Born: June 3, 1928
Died: October 18, 2015
Town: Jersey City
Thomas Vincent O’Keefe was born June 3, 1928 in Jersey City. He was one of five children born to Veronica and Michael O’Keefe. Tough, coordinated and muscular, Tommy was a good all-around athlete who made a name for himself in the parks and playgrounds of Jersey City. He became a star backcourt player for St. Peter’s Prep, which sent a number of players to Georgetown in the postwar era.
Tommy, however, wanted to play for Elmer Ripley at Notre Dame and committed to the school. As luck would have it, Ripley left Notre Dame for a job with the Hoyas and O’Keefe followed. By his junior season, Tommy was part of a three-guard rotation that included Danny Kraus and Ray Corley, leading the team in scoring in 1947–48. He led the team as a senior the following season and then, due to a quirk in freshman eligibility rules, was allowed to play a fifth year, which was technically only his fourth varsity season. He was the Hoyas’ top scorer again and was selected along with Bob Cousy at the guard position for the 1950 East-West All-Star Game. Tommy was the first Hoya to surpass 1,000 career points.

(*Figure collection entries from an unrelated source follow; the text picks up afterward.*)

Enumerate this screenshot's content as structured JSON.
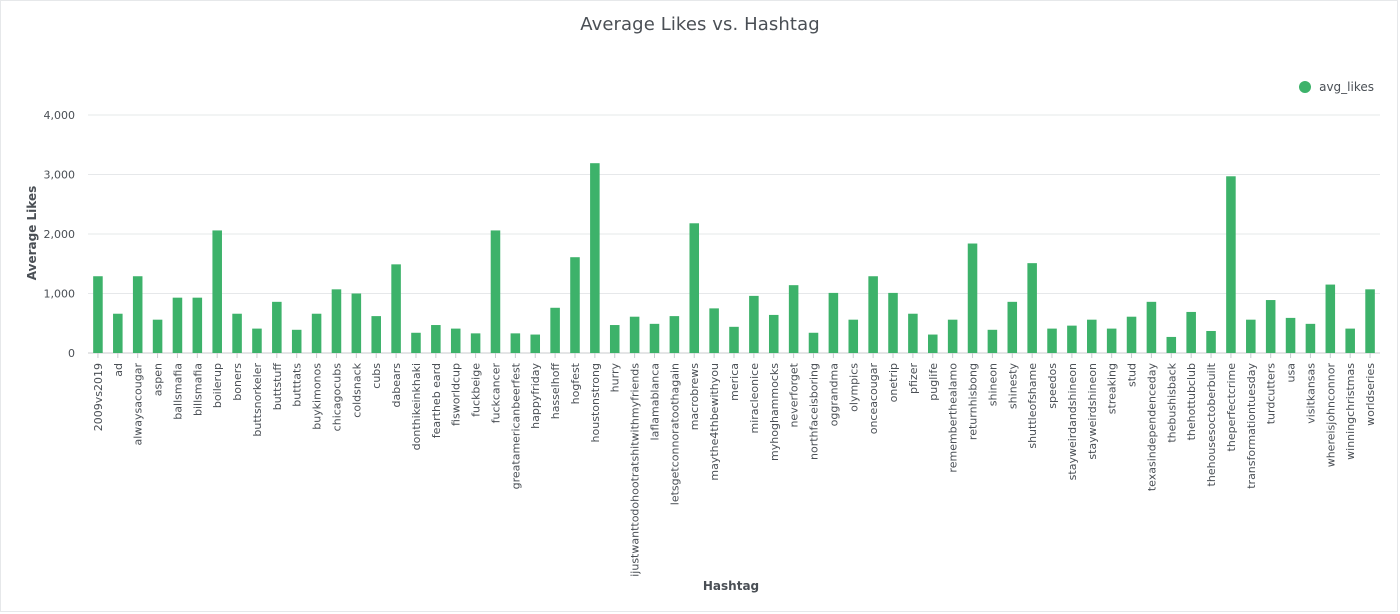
{
  "chart_data": {
    "type": "bar",
    "title": "Average Likes vs. Hashtag",
    "xlabel": "Hashtag",
    "ylabel": "Average Likes",
    "ylim": [
      0,
      4000
    ],
    "yticks": [
      0,
      1000,
      2000,
      3000,
      4000
    ],
    "ytick_labels": [
      "0",
      "1,000",
      "2,000",
      "3,000",
      "4,000"
    ],
    "grid": true,
    "legend_position": "top-right",
    "bar_color": "#3db26a",
    "categories": [
      "2009vs2019",
      "ad",
      "alwaysacougar",
      "aspen",
      "ballsmafia",
      "billsmafia",
      "boilerup",
      "boners",
      "buttsnorkeler",
      "buttstuff",
      "butttats",
      "buykimonos",
      "chicagocubs",
      "coldsnack",
      "cubs",
      "dabears",
      "donthikeinkhaki",
      "feartheb eard",
      "fisworldcup",
      "fuckbeige",
      "fuckcancer",
      "greatamericanbeerfest",
      "happyfriday",
      "hasselhoff",
      "hogfest",
      "houstonstrong",
      "hurry",
      "ijustwanttodohootratshitwithmyfriends",
      "laflamablanca",
      "letsgetconnoratoothagain",
      "macrobrews",
      "maythe4thbewithyou",
      "merica",
      "miracleonice",
      "myhoghammocks",
      "neverforget",
      "northfaceisboring",
      "oggrandma",
      "olympics",
      "onceacougar",
      "onetrip",
      "pfizer",
      "puglife",
      "rememberthealamo",
      "returnhisbong",
      "shineon",
      "shinesty",
      "shuttleofshame",
      "speedos",
      "stayweirdandshineon",
      "stayweirdshineon",
      "streaking",
      "stud",
      "texasindependenceday",
      "thebushisback",
      "thehottubclub",
      "thehousesoctoberbuilt",
      "theperfectcrime",
      "transformationtuesday",
      "turdcutters",
      "usa",
      "visitkansas",
      "whereisjohnconnor",
      "winningchristmas",
      "worldseries"
    ],
    "series": [
      {
        "name": "avg_likes",
        "values": [
          1290,
          660,
          1290,
          560,
          930,
          930,
          2060,
          660,
          410,
          860,
          390,
          660,
          1070,
          1000,
          620,
          1490,
          340,
          470,
          410,
          330,
          2060,
          330,
          310,
          760,
          1610,
          3190,
          470,
          610,
          490,
          620,
          2180,
          750,
          440,
          960,
          640,
          1140,
          340,
          1010,
          560,
          1290,
          1010,
          660,
          310,
          560,
          1840,
          390,
          860,
          1510,
          410,
          460,
          560,
          410,
          610,
          860,
          270,
          690,
          370,
          2970,
          560,
          890,
          590,
          490,
          1150,
          410,
          1070
        ]
      }
    ]
  }
}
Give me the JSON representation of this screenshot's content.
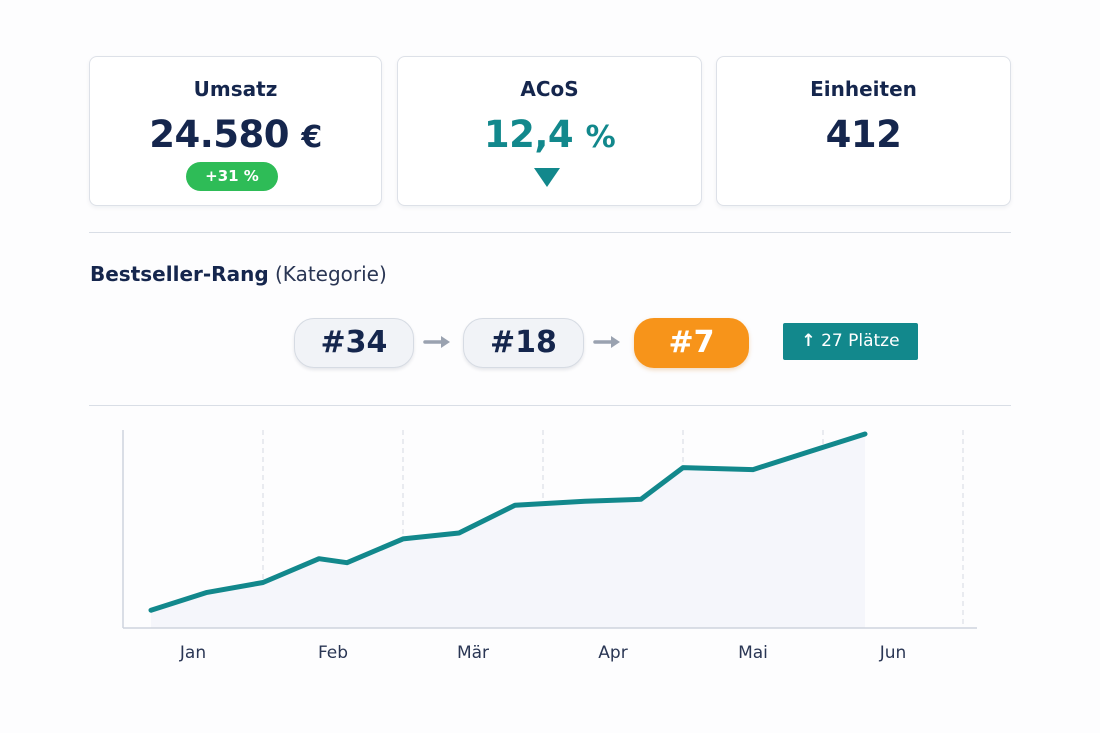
{
  "kpis": [
    {
      "title": "Umsatz",
      "value": "24.580",
      "unit": "€",
      "badge": "+31 %"
    },
    {
      "title": "ACoS",
      "value": "12,4",
      "unit": "%",
      "trend": "down",
      "trend_icon": "triangle-down-icon"
    },
    {
      "title": "Einheiten",
      "value": "412"
    }
  ],
  "ranking": {
    "title": "Bestseller-Rang",
    "subtitle": "(Kategorie)",
    "steps": [
      "#34",
      "#18",
      "#7"
    ],
    "change_arrow": "↑",
    "change_label": "27 Plätze"
  },
  "colors": {
    "navy": "#15264d",
    "teal": "#12888c",
    "green": "#2ebc57",
    "orange": "#f7941a"
  },
  "chart_data": {
    "type": "line",
    "x_labels": [
      "Jan",
      "Feb",
      "Mär",
      "Apr",
      "Mai",
      "Jun"
    ],
    "x": [
      0.2,
      0.6,
      1.0,
      1.4,
      1.6,
      2.0,
      2.4,
      2.8,
      3.3,
      3.7,
      4.0,
      4.5,
      4.9,
      5.3
    ],
    "y": [
      9,
      18,
      23,
      35,
      33,
      45,
      48,
      62,
      64,
      65,
      81,
      80,
      89,
      98
    ],
    "xlim": [
      0,
      6.1
    ],
    "ylim": [
      0,
      100
    ],
    "grid": "vertical dashed",
    "fill": "area"
  }
}
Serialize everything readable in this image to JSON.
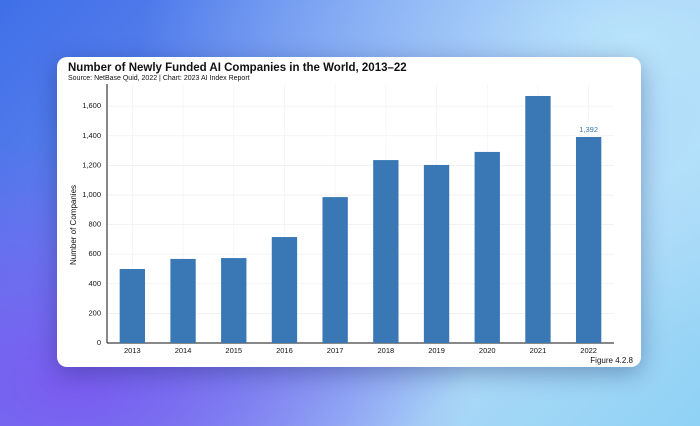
{
  "chart_data": {
    "type": "bar",
    "title": "Number of Newly Funded AI Companies in the World, 2013–22",
    "subtitle": "Source: NetBase Quid, 2022 | Chart: 2023 AI Index Report",
    "ylabel": "Number of Companies",
    "figure_label": "Figure 4.2.8",
    "categories": [
      "2013",
      "2014",
      "2015",
      "2016",
      "2017",
      "2018",
      "2019",
      "2020",
      "2021",
      "2022"
    ],
    "values": [
      500,
      568,
      574,
      716,
      986,
      1236,
      1203,
      1291,
      1669,
      1392
    ],
    "value_labels": [
      null,
      null,
      null,
      null,
      null,
      null,
      null,
      null,
      null,
      "1,392"
    ],
    "color": "#3a78b5",
    "ylim": [
      0,
      1750
    ],
    "yticks": [
      0,
      200,
      400,
      600,
      800,
      {
        "value": 1000,
        "label": "1,000"
      },
      {
        "value": 1200,
        "label": "1,200"
      },
      {
        "value": 1400,
        "label": "1,400"
      },
      {
        "value": 1600,
        "label": "1,600"
      }
    ],
    "grid": true
  }
}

Tommy was taken in the fourth round of the 1950 NBA Draft by the Washington Capitals, who folded, and then played a handful of games for the Baltimore Bullets in what would be his only pro season. Tommy’s career was interrupted in 1951 by the Korean War. He coached service basketball during his stint in the Army and decided he could make a career of coaching. He worked for the FBI and coached briefly at Gonzaga before returning to Georgetown as freshman coach and as an assistant under Tom Nolan. He replaced Nolan in 1960–61 and coached the Hoyas through the 1965–66 season. Among his star players were a couple of Jersey boys: future NFL Commissioner Paul Tagliabue and sharpshooter Jim Barry. Tommy’s greatest moment came two days after Christmas in 1963, when the Hoyas upended defending national champion Loyola.
In the pre-Big East days, the Georgetown coaching job didn’t pay enough for Tommy to make a decent living. Throughout his coaching career, he worked in sales, and continued to do so until he retired across the river to Alexandria, Virginia. He was honored along with other Hoya greats during a halftime ceremony in 2014.